Talk up safety every day. Use every opportunity to talk to your people about safety. Keep them up to date on new information that affects their safety. Provide lots of feedback, praising safe performance, correcting unsafe behavior, and pointing out areas for improvement. And make sure communication flows both ways. Encourage your employees to come to you with safety suggestions, problems, and questions. A great way to encourage two-way communication about safety is to implement and support an active suggestion system.
|Why It Matters ...
- Training is only the first step in continuous safety improvement--after that, employees have to use what they learn to make their jobs and the whole workplace safer.
- By making employees partners in your safety and health programs and initiatives, you greatly increase the chance that safety improvement efforts will succeed.
- When all your employees know and choose the safe way every day, you'll have a safer, healthier workplace and fewer accidents and injuries.
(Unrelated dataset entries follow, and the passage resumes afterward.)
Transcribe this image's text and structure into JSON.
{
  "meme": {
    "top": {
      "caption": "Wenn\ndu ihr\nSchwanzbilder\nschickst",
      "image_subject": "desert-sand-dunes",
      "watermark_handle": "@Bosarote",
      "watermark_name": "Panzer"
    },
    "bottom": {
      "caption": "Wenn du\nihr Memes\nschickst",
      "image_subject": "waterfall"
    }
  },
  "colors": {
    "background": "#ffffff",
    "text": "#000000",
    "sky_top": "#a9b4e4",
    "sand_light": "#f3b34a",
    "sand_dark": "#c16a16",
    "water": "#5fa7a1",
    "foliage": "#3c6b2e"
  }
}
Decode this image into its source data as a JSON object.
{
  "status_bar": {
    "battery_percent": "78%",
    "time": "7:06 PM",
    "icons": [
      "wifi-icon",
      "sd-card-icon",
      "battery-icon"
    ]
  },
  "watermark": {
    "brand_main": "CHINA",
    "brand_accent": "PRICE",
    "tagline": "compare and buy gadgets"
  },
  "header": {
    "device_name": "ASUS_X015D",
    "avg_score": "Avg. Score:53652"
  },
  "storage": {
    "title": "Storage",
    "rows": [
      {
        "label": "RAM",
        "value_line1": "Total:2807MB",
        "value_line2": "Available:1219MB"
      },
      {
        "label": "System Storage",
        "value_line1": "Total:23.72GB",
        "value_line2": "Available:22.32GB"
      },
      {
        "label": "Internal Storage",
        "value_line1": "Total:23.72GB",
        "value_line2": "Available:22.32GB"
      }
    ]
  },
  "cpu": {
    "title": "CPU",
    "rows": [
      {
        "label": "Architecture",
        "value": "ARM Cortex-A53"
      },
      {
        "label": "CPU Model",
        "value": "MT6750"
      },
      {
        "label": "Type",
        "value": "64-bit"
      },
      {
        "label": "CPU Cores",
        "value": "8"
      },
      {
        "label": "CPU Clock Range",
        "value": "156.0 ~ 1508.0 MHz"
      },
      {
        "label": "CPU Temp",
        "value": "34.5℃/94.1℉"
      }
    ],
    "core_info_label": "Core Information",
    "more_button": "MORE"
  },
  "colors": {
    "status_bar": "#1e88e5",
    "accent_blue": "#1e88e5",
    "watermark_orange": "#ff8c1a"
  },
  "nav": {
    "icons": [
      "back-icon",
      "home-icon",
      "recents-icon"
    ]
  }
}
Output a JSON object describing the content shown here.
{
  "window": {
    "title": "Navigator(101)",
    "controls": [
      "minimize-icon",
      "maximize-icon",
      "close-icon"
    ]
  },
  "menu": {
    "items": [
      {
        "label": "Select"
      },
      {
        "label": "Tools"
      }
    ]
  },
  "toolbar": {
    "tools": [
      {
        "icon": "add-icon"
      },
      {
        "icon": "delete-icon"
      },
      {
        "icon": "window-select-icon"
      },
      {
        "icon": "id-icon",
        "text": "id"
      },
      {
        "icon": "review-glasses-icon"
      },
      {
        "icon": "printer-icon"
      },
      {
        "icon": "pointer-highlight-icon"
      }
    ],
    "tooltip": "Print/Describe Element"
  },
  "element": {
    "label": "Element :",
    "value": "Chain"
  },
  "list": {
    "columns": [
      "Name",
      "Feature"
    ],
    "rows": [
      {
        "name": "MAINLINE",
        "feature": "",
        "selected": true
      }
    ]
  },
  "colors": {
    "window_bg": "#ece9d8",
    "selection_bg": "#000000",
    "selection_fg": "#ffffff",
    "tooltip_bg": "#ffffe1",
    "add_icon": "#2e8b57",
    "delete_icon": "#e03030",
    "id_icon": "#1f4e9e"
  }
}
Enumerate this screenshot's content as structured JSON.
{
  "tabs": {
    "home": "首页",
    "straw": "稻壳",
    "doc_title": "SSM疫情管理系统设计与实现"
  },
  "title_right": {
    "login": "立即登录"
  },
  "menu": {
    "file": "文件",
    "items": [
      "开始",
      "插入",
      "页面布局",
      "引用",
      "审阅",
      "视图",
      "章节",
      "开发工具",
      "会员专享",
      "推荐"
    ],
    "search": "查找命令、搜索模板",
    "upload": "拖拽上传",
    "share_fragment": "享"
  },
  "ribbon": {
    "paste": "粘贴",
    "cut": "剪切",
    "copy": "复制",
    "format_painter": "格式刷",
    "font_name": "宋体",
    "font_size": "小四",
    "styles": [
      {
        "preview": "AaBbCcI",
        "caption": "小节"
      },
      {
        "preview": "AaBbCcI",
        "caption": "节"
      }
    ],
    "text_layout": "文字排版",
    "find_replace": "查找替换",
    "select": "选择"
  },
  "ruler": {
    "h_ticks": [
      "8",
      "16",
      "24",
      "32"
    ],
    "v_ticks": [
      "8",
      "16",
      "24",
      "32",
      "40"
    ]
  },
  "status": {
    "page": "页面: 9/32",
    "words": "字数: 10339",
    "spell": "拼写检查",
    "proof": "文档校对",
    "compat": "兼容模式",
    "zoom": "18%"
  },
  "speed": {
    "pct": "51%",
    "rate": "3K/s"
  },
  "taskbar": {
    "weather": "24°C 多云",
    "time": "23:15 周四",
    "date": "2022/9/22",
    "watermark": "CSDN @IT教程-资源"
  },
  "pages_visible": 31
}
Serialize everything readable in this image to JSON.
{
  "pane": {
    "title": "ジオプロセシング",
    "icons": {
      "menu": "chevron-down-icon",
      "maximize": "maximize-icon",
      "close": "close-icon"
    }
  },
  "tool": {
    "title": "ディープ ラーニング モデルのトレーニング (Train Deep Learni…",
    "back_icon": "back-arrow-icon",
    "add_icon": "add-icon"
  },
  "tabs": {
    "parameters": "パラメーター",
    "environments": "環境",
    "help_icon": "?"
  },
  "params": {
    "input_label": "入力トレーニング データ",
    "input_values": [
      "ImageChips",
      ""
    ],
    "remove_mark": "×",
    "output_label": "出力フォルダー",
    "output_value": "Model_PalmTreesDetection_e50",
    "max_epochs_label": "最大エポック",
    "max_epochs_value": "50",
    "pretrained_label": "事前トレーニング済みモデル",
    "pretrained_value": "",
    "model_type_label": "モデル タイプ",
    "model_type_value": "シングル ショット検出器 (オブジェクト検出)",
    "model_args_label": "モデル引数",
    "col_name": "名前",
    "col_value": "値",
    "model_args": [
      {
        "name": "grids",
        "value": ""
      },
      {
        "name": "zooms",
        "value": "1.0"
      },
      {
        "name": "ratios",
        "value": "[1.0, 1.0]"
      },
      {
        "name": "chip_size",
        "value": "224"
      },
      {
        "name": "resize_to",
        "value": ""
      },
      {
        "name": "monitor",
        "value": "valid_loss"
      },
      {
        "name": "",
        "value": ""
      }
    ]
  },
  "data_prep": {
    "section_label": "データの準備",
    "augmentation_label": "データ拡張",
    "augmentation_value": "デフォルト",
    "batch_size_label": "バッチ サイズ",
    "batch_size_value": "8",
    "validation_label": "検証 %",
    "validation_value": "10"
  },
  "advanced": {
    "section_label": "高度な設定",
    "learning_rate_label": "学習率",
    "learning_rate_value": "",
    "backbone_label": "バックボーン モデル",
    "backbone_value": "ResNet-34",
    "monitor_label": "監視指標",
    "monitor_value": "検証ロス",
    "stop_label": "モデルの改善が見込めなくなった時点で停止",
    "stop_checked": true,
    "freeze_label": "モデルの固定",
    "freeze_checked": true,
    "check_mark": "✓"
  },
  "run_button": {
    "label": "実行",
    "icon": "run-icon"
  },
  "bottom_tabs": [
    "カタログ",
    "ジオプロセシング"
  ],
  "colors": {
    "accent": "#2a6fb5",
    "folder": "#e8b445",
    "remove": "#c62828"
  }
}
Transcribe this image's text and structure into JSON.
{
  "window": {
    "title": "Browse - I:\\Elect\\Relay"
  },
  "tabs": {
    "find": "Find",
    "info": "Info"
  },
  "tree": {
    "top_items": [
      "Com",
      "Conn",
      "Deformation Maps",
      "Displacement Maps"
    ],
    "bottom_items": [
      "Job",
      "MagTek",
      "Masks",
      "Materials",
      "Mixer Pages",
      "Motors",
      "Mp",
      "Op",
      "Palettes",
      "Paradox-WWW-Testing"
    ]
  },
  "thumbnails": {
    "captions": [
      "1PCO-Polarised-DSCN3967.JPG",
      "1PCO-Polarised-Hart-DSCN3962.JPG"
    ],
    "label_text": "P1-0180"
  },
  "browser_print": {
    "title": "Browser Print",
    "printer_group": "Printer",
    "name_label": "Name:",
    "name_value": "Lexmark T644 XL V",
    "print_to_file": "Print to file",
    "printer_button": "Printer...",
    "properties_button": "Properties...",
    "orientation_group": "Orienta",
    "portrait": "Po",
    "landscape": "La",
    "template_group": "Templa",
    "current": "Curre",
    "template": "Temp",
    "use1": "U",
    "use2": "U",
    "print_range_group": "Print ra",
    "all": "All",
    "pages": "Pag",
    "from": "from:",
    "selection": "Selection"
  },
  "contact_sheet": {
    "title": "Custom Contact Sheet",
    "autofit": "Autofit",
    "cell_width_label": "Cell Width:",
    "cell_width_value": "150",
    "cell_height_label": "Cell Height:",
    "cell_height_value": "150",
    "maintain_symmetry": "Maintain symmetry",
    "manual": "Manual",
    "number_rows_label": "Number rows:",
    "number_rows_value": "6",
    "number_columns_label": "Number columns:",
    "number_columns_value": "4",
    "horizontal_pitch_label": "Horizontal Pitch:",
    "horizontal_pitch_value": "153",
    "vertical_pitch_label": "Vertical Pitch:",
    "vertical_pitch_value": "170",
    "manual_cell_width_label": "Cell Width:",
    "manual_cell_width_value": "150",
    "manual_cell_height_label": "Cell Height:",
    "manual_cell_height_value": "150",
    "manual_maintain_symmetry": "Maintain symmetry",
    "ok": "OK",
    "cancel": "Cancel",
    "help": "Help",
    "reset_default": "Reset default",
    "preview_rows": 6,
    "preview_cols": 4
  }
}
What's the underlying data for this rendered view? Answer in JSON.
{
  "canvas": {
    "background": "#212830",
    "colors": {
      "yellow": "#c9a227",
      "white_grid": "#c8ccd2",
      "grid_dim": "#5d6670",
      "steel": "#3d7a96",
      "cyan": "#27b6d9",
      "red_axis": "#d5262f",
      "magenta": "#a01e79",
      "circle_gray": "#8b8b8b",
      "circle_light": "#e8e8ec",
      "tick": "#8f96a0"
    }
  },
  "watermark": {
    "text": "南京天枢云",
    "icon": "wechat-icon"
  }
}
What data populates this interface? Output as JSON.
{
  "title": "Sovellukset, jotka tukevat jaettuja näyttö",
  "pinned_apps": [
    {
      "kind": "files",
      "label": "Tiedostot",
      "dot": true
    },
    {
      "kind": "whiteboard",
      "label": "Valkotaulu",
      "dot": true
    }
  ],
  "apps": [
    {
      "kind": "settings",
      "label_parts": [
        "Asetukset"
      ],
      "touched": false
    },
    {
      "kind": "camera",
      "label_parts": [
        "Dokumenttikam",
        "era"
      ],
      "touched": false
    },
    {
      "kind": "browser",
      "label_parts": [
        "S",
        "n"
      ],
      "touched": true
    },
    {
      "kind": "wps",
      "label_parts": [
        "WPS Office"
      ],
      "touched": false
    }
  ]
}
Encourage employees to be hazard detectives--and reporters. Assign every worker the responsibility of looking for hazards in their work areas and all over your facility. Set up an effective system for reporting safety and health problems, and respond promptly to correct hazards that employees identify. This is harder than it sounds because it means management has to really listen when employees talk about safety problems and concerns.
Management has to accept the fact that often employees know their jobs better than anyone else and therefore may be in the best position to identify potential hazards that might otherwise be overlooked.
Create a "want-to" safety culture. Finally, try to create a safety culture that prompts employees to do the safe thing not because they have to, but because they want to avoid injuries. Help your workers see the value in making safe decisions. Remind them how many safety-related decisions they make every day and how one bad decision is all it takes to get hurt.